Use row 3 to expand (a + b)^3:
  (a + b)^3 = 1*a^3 + 3*a^2*b + 3*a*b^2 + 1*b^3
            = a^3 + 3a^2 b + 3a b^2 + b^3
Read row n of Pascal's triangle as the coefficients of (a + b)ⁿ.

A first taste of induction

How do we know a formula like 1 + 2 + … + n = n(n + 1)/2 holds for every n, not just the ones we tested? Mathematical induction proves it. Think of dominoes: if the first one falls, and each fallen domino knocks over the next, then they all fall.

  1. Base case: show the statement is true for the first value, usually n = 1.
  2. Inductive hypothesis: assume the statement holds for some value n = k.
  3. Inductive step: using that assumption, prove the statement then holds for n = k + 1. The base case plus this step together force it true for all n.
Prove:  1 + 2 + ... + n = n(n + 1)/2,  for all n >= 1.

Base case (n = 1):   left = 1.   right = 1(1+1)/2 = 1.   Equal. OK.

Assume true at n = k:   1 + 2 + ... + k = k(k + 1)/2.

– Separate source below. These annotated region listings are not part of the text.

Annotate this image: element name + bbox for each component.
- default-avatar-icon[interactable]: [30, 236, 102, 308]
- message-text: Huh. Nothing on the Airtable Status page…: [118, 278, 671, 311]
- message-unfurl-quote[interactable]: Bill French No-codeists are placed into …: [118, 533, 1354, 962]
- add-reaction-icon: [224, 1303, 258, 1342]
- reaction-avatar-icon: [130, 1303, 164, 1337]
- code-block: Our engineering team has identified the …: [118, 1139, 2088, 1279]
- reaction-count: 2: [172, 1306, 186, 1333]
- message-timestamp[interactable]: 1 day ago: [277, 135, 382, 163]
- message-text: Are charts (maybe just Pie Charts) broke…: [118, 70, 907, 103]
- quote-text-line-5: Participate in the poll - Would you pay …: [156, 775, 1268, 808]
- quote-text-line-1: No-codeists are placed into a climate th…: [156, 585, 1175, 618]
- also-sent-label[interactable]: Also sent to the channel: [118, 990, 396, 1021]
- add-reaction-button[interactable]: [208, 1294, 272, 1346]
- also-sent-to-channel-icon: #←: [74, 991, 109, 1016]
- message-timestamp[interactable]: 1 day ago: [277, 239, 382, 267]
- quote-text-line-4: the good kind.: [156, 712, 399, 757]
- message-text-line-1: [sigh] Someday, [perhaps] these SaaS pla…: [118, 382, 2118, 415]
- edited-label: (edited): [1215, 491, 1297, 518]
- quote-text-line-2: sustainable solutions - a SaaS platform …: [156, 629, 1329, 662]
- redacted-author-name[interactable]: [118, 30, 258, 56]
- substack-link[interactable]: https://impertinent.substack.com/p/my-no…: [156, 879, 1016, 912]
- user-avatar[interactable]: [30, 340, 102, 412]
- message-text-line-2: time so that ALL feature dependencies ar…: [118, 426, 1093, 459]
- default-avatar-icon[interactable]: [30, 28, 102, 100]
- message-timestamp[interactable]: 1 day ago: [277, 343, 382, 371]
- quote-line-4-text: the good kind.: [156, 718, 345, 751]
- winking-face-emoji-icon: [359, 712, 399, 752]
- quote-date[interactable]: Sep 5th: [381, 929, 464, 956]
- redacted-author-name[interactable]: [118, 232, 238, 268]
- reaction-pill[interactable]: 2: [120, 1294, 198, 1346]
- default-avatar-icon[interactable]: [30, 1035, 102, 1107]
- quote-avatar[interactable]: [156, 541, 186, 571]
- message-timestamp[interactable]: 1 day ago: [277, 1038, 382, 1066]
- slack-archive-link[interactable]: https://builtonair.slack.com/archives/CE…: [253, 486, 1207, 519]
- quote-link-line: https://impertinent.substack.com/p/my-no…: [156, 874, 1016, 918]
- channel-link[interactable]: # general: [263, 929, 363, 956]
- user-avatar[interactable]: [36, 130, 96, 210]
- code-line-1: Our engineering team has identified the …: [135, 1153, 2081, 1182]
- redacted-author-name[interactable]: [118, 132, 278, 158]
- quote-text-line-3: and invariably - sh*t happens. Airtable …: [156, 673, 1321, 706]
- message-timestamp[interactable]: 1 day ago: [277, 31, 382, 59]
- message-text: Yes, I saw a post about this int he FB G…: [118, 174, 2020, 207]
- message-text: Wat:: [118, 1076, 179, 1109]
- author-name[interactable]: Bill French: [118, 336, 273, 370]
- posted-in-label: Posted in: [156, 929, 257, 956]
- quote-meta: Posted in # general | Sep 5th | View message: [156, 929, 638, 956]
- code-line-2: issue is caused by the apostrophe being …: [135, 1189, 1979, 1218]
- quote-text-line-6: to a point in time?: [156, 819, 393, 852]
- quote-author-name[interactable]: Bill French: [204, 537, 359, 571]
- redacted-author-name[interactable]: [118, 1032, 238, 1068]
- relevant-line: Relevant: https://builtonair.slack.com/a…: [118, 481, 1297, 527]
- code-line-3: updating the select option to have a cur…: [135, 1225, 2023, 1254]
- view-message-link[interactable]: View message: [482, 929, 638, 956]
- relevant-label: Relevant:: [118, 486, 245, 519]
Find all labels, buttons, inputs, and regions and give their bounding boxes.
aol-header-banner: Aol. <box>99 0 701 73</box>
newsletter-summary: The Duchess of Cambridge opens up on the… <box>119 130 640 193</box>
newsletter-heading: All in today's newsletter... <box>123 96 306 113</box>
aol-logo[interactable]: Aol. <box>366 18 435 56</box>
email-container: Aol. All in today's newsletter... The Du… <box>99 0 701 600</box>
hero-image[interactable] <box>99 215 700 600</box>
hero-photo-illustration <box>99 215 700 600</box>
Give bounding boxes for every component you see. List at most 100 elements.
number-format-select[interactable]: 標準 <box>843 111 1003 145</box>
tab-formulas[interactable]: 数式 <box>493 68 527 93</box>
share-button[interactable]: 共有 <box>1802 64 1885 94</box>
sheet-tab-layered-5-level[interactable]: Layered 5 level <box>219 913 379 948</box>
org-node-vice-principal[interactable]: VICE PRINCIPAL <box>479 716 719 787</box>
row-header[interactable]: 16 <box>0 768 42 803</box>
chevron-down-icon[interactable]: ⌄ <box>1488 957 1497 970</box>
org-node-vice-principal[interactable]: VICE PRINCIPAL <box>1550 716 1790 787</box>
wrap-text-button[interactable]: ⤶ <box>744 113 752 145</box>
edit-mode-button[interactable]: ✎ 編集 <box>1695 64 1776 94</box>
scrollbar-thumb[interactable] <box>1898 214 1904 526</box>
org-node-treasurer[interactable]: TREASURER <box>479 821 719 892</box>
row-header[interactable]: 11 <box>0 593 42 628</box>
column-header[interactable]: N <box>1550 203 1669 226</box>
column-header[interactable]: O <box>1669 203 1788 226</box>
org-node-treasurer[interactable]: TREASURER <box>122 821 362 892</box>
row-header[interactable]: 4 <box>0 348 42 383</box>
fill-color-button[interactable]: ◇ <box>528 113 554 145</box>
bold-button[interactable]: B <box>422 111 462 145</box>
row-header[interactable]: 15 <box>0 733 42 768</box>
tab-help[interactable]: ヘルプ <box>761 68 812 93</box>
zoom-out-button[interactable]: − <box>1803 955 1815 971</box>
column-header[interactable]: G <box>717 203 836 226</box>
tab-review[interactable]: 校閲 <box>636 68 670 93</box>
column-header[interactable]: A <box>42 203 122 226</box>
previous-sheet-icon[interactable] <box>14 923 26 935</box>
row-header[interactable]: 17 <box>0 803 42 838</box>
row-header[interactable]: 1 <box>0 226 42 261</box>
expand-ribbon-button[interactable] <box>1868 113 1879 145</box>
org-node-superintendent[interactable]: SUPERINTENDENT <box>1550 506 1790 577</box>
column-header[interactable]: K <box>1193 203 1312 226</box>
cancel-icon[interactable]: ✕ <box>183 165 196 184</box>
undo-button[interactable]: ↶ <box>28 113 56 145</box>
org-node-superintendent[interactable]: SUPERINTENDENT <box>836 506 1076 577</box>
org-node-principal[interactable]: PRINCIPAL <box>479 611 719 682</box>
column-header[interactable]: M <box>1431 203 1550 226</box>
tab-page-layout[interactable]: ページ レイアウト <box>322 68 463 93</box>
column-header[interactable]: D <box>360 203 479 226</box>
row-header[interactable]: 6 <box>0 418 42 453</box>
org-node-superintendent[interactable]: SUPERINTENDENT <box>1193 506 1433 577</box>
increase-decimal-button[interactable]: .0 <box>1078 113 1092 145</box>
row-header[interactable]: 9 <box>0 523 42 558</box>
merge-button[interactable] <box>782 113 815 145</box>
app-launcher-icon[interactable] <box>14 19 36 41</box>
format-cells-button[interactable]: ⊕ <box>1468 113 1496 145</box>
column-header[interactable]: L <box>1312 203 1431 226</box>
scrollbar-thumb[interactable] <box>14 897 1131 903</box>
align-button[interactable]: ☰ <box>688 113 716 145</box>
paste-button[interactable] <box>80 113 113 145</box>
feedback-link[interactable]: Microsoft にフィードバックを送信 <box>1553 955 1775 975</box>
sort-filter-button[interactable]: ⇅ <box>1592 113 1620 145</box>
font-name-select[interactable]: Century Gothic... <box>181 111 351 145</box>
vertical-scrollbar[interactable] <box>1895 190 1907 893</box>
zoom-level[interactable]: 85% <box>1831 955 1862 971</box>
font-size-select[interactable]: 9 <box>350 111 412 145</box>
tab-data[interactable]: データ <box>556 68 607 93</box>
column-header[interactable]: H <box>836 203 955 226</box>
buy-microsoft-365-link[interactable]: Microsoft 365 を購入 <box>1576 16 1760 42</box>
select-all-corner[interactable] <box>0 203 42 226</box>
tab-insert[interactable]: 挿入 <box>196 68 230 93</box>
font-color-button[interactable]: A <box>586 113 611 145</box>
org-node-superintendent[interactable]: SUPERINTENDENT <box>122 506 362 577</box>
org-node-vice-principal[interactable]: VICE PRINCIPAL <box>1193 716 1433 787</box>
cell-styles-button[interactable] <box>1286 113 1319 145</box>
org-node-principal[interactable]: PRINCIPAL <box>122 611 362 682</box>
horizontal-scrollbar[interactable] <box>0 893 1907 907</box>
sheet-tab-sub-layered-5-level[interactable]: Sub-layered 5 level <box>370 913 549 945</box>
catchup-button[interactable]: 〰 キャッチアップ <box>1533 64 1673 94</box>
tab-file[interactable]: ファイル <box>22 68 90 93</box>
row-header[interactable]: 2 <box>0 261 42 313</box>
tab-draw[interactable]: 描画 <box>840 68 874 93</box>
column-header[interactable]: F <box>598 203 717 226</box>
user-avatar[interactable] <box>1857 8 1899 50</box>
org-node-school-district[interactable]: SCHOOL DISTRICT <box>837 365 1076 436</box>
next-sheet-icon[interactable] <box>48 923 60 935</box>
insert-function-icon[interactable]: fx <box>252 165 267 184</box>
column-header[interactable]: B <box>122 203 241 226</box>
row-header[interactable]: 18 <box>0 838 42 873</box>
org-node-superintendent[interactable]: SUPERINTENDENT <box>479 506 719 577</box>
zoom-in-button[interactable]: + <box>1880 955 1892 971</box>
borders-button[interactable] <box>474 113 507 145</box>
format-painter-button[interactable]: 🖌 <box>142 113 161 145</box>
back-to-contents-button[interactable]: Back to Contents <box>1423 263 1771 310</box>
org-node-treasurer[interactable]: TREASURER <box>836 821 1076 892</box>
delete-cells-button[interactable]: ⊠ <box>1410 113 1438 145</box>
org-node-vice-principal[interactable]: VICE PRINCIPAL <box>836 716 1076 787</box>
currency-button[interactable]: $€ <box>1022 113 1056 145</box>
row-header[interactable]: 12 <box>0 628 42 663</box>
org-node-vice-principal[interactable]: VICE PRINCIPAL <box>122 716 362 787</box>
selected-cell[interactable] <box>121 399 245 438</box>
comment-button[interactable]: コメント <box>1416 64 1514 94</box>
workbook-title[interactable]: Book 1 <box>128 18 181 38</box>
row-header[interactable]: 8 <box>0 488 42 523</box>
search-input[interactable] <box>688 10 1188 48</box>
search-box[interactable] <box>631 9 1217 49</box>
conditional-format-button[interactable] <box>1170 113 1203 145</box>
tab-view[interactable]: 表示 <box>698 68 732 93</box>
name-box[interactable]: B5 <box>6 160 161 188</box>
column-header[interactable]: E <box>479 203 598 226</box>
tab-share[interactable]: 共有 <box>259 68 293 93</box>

Step to n = k + 1:   add (k + 1) to both sides:
  1 + 2 + ... + k + (k + 1) = k(k + 1)/2 + (k + 1)
                            = (k + 1)[ k/2 + 1 ]
                            = (k + 1)(k + 2)/2

This is exactly the formula with n replaced by k + 1.  Proof complete.
Induction: prove the base case, then the step from k to k + 1.